Pragmatism and a willingness to work with political opponents - hanging offences in today's Republican party - were also in evidence when Reagan entered the White House. He preferred, he would later say, partial victories to 'going off the cliff with all flags flying'.

Opposition to tax increases in any way, shape or form has become the defining issue for congressional Republicans and Reagan's 1981 budget - which cut taxes by 25 per cent - is venerated. But what about those that followed? As Will Bunch, author of Tear Down This Myth: The Right-Wing Distortion of the Reagan Legacy, argues, 'ultimately, Reagan signed measures that increased federal taxes every year of his two-term presidency except the first and the last.' In 1982, for instance, Reagan approved the largest peacetime tax increase in US peacetime history. The following year he signed off another tax rise having struck a deal with the Democrat speaker of the House of Representatives, Tip O'Neill, to shore up America's social security system. And in 1986, Reagan and O'Neill passed the Tax Reform Act, which lowered individual and corporate tax rates while eliminating loopholes. Together the measures amounted to the largest corporate tax increase in US history.

In his new book, Tip and the Gipper: When Politics Worked, O'Neill's former aide, the journalist Chris Matthews, describes a period when 'government met its deadlines, members of Congress listened and acted. Debates led to solutions. Shutdowns were averted.' It is perhaps too rosy a picture - the government shut down seven times when Reagan was in the White House and O'Neill the speaker - but the president's willingness to accept a hand proffered from across the aisle would be considered treasonous by many Republicans in one of their leaders today.

Bunch also suggests that Reagan was hardly the cultural warrior today's Republicans paint him as. He may have talked about his staunch opposition to abortion (ignoring his actions in California) but never sought a constitutional amendment banning it and his odd practice of addressing anti-abortion rallies by 'phone suggested a desire to, quite literally, keep his distance. Similarly, he talked about his support for school prayer, but never pressed for legislation on it.

For today's Republicans Reagan's role in 'winning' the cold war is proof positive that you don't talk to your enemies, you defeat them. It is true that Reagan was a fierce advocate of 'peace through strength' and embarked upon a massive arms build-up on entering the White House.
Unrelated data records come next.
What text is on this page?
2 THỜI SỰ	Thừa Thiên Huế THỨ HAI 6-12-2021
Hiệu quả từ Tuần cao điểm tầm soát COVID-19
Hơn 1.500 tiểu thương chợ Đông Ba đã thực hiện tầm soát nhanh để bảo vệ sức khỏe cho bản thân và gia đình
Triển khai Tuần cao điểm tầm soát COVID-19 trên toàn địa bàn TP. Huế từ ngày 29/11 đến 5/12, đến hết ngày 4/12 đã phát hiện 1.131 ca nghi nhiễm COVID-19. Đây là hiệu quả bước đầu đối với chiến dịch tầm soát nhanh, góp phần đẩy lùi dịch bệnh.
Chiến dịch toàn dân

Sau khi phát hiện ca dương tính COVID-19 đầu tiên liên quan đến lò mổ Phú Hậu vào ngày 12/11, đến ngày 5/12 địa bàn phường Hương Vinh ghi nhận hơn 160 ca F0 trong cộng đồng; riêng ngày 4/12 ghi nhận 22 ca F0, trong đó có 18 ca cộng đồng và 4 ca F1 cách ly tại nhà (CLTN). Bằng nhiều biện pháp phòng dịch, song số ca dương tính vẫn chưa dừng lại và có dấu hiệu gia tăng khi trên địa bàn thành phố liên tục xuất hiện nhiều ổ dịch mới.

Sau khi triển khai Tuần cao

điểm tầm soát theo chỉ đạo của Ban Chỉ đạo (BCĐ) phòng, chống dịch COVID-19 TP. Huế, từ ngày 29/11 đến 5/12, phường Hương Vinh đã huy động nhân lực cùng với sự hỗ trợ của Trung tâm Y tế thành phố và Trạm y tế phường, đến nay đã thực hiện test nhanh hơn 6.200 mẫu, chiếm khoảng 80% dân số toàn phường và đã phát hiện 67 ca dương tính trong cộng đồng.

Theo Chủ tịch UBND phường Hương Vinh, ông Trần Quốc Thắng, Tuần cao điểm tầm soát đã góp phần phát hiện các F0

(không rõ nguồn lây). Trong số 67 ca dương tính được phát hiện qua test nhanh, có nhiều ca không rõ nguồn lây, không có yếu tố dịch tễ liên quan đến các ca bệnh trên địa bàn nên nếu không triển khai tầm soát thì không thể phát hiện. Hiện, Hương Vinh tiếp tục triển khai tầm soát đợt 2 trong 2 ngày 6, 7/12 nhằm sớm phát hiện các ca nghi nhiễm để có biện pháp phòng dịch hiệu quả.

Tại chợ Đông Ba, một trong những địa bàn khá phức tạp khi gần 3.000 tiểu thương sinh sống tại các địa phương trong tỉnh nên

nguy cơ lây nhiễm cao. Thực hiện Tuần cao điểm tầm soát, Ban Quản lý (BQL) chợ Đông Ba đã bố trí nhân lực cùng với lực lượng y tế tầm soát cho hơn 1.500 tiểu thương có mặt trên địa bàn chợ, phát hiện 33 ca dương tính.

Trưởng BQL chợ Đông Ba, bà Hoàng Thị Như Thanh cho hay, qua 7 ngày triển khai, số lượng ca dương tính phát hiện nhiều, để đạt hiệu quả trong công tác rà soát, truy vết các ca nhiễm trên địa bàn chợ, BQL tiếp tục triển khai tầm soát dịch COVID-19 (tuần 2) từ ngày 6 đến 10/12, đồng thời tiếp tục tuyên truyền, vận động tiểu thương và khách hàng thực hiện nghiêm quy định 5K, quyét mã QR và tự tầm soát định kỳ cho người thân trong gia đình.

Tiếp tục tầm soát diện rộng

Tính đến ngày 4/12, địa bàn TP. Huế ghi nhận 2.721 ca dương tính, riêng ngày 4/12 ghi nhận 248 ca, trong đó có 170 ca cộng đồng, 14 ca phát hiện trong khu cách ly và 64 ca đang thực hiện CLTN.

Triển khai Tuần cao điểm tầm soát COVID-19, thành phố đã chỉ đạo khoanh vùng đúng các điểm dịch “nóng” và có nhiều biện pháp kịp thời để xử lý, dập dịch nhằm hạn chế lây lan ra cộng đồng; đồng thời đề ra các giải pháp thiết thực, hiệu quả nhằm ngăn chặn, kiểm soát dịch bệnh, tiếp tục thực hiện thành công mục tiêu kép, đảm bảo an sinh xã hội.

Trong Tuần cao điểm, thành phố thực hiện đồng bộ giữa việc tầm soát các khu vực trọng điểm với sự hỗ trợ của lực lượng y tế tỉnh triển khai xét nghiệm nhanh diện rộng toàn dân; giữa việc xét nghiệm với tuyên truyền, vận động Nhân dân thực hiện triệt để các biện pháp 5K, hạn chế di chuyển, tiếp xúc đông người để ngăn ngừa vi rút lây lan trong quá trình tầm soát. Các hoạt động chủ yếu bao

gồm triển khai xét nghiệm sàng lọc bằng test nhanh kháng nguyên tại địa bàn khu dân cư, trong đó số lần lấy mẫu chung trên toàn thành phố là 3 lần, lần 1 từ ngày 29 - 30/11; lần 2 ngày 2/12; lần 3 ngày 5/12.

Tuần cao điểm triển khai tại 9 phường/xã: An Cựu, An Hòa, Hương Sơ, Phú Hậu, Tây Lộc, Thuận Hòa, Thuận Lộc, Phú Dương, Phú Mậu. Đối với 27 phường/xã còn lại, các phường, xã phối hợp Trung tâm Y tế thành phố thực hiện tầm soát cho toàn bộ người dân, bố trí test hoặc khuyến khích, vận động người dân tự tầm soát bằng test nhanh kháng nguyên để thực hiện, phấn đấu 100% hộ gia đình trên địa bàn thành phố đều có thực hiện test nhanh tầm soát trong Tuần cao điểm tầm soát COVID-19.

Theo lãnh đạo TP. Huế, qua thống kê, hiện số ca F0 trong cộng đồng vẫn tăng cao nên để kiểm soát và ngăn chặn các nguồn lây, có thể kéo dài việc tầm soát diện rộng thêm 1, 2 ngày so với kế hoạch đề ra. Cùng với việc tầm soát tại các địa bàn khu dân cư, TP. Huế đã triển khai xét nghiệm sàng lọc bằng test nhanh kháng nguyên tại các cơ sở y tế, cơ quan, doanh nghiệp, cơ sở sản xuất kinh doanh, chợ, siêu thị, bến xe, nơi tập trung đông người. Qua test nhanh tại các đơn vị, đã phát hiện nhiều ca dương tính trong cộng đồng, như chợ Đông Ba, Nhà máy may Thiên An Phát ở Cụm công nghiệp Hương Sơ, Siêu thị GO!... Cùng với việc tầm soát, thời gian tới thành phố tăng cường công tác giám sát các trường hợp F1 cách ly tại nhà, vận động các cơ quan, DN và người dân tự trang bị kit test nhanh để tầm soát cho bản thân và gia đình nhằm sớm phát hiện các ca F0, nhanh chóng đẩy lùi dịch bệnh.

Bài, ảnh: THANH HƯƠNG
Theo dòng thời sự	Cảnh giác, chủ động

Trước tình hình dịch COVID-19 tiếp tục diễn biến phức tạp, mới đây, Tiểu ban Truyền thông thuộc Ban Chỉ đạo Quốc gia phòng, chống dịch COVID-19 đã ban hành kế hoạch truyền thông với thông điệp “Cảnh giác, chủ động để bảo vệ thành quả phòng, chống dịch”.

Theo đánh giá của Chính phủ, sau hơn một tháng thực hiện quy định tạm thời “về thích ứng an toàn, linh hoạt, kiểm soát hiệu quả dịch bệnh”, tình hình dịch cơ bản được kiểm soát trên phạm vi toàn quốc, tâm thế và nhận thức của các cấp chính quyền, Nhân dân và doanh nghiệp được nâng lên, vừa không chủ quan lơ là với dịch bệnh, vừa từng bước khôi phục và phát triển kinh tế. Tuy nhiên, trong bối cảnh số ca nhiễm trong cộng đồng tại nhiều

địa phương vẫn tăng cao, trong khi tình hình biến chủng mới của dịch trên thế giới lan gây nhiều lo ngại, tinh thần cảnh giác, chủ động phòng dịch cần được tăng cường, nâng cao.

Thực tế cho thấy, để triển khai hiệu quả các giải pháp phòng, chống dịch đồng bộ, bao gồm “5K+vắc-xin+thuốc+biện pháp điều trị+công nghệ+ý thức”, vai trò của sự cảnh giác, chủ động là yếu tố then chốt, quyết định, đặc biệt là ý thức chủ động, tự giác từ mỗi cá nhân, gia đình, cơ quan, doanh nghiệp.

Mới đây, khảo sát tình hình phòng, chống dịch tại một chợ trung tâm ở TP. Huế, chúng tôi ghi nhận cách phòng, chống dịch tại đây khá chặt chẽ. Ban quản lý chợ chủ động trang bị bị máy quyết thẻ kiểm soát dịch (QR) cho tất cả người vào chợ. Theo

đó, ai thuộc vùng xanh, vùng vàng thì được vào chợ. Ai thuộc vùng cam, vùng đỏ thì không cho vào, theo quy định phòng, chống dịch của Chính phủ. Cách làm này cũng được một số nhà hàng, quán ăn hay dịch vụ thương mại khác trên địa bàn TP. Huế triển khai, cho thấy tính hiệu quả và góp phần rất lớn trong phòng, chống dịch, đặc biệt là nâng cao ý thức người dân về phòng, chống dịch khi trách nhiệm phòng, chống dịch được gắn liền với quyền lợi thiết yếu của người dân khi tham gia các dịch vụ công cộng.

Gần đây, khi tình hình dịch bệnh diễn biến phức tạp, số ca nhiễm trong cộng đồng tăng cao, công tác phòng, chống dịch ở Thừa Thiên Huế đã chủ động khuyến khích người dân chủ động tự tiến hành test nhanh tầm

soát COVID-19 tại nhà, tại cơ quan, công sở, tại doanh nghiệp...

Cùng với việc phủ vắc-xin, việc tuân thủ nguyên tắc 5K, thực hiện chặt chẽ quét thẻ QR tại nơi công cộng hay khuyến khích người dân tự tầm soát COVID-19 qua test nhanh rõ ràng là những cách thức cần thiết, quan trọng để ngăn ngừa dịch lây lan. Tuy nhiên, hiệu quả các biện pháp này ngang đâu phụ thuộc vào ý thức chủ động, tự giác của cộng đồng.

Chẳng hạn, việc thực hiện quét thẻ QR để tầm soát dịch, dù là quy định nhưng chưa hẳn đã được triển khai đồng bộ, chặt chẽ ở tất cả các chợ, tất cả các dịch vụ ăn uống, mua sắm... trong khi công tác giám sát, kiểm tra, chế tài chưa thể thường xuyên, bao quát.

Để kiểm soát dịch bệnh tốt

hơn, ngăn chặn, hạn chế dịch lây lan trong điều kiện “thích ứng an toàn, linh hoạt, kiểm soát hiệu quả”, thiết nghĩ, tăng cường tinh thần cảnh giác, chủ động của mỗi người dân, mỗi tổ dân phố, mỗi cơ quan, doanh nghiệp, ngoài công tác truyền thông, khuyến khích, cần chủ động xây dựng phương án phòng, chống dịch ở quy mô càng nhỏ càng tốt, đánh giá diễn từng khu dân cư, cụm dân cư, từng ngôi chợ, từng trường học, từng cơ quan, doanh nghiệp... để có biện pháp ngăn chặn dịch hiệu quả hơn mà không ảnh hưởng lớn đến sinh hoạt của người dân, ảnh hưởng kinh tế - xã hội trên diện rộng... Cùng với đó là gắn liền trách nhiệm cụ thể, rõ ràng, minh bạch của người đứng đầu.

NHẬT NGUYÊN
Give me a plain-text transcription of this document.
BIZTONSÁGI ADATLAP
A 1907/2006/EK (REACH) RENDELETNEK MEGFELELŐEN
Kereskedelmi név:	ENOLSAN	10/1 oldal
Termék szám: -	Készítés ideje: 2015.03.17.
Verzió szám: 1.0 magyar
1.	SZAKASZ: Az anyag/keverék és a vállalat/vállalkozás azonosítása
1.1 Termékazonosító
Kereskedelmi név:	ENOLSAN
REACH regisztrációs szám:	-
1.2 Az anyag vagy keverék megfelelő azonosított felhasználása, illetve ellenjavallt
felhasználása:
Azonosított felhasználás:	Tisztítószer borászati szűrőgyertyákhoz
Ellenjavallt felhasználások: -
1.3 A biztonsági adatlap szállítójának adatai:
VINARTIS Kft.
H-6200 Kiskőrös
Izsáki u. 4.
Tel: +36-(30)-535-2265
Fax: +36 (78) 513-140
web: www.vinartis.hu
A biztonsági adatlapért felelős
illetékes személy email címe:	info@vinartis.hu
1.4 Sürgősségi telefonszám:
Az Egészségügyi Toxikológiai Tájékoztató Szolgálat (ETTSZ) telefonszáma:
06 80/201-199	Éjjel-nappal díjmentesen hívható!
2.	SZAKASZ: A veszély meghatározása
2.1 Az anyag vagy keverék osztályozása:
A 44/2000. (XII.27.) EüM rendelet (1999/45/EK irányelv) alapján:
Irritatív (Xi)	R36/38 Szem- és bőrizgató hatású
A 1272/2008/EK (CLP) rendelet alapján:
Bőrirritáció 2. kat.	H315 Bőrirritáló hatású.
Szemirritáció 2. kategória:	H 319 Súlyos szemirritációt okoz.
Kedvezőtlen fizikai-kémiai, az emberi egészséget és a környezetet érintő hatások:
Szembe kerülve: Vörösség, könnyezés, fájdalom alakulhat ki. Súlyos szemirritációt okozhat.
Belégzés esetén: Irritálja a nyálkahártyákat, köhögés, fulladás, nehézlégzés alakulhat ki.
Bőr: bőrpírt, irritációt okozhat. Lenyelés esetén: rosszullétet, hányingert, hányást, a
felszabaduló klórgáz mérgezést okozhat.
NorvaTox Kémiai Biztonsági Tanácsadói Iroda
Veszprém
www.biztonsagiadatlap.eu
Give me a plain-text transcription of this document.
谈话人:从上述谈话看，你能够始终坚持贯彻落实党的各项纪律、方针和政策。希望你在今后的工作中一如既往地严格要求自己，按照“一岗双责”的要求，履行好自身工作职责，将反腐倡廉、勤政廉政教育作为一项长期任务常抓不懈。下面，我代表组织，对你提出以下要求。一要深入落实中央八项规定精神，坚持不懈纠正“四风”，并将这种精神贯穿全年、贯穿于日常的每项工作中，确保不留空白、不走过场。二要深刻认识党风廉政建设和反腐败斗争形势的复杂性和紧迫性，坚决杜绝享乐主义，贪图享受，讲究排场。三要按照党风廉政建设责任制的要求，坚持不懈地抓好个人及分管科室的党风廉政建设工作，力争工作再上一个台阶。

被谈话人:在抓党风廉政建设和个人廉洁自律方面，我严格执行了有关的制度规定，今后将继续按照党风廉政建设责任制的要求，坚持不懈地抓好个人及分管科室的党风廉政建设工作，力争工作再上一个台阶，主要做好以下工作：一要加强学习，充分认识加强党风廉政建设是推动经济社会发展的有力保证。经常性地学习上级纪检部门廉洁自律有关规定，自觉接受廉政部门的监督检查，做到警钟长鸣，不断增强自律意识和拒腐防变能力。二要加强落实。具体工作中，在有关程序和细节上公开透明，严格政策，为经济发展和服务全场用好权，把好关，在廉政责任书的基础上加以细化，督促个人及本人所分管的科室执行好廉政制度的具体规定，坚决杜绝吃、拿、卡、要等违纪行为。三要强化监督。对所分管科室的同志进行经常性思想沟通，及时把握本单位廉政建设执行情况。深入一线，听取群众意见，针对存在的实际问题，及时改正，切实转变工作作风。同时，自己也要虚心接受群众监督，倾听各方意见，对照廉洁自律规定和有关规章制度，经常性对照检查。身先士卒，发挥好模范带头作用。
However, Republican revisionism has airbrushed the fierce rightwing criticism which greeted Reagan's negotiations with Mikhail Gorbachev. Here's Richard Viguerie ticking off the conservative charge sheet against Reagan in 1987: 'Abortion, pornography, busing and economic issues, but at the core of the criticism is anti-communism. Across the board he seems to be deserting his anti-communist position he has had for the last 30 years.'

But it is not just on matters of governing that Reagan might find himself out-of-step with today's Republicans. Thirty years ago this November, Reagan won re-election with the highest electoral college vote ever recorded, carrying 49 of the 50 states. It was a victory which reflected the president's broad appeal: he won the support of nearly 1 in 4 registered Democrats and 46 per cent of union households. And it was one that also reflected Reagan's attempt - epitomised by his frequent reminders to voters that he, too, had begun life as a Democrat - to win the votes of those who normally supported his political opponents. It was a strategy which stands in stark contrast to Mitt Romney's casual dismissal of the '47 per cent' who he deemed 'dependent on government' in 2012 and, therefore, unworthy of his attentions.

That Grover Norquist is leading the attempt to beatify Reagan is not without irony. His Taxpayer Protection Pledge - a promise to oppose all tax rises which Norquist demands Republican candidates sign up to - bears a large responsibility for the breakdown of bipartisanship in Washington and symbolises the radicalisation of the party that Reagan once led. But, if they examined it a little more closely, Norquist and his acolytes might find that on this issue - as on a number of others - 'the Gipper's' record in office was nothing short of heretical.